Over at Volokh Conspiracy, Ilya Somin writes about The State of Constitutional Theory on the Left and the Right
My dominant impression is that there is a great deal of consensus among left of center con law scholars about which way most important cases should come out, but much less agreement about why. If you look at the big constitutional issues facing the Supreme Court – federalism, property rights, criminal defendants’ rights, the death penalty, executive power in wartime, abortion, campaign finance – there is very little disagreement among liberal scholars about the question of what the Court should do; though there is some divergence about how fast the courts should go in getting from here to there.On the other hand, there is a great deal of debate about the theoretical reasons justifying these preferred results. Big-name liberal constitutional law scholars range from originalists like Akhil Amar, to Bruce Ackerman’s “constitutional moment” approach, to “living Constitution” theories of various types (e.g. – Laurence Tribe), to representation-reinforcement theories (e.g. – the late John Hart Ely and those who have build on his ideas), to “judicial minimalism” (Cass Sunstein), and several other theories I won’t go through here. The Constitution in 2020 book and conference largely sidestepped these theoretical debates by focusing on preferred outcomes in particular issue areas. As Paul Kahn (a participant in the conference, but not a contributor to the book) put it, the Constitution in 2020 project seems to call for “less talk and more action.”

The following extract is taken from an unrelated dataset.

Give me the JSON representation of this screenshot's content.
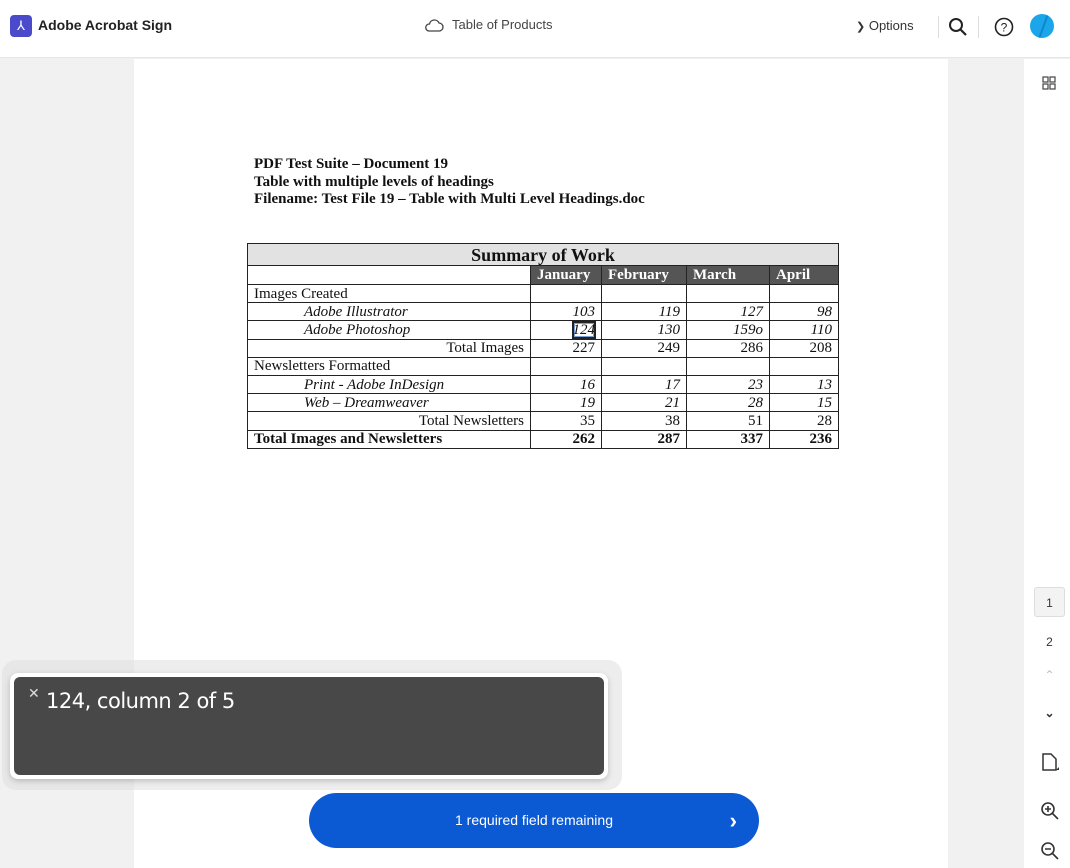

I also attended the conference and made many of the same observations as Ilya. They did little to reconcile the Amar view from the Sunstein view from the Tribe view. But, I think that may be byproduct of their views, rather than an unintended consequence. When Progressives eschew formalism, and focus on pragmatism, the means to achieve a goal are largely irrelevant. All that matters is that the desired outcome is achieved. Taken to an extreme, a few dozen constitutional law scholars may find it only slightly unbearable that they cannot agree on a specific means to achieve progress goals.
Conversely, conservative constitutional theorists (more or less) tend to hedge towards formalism. The means matter more than a desired outcome. So while conservatives tend to agree with an originalism methodology, they use those means to achieve different outcomes.
So the schism between the two may be an essential byproduct of how the Left and the Right view the Constitution.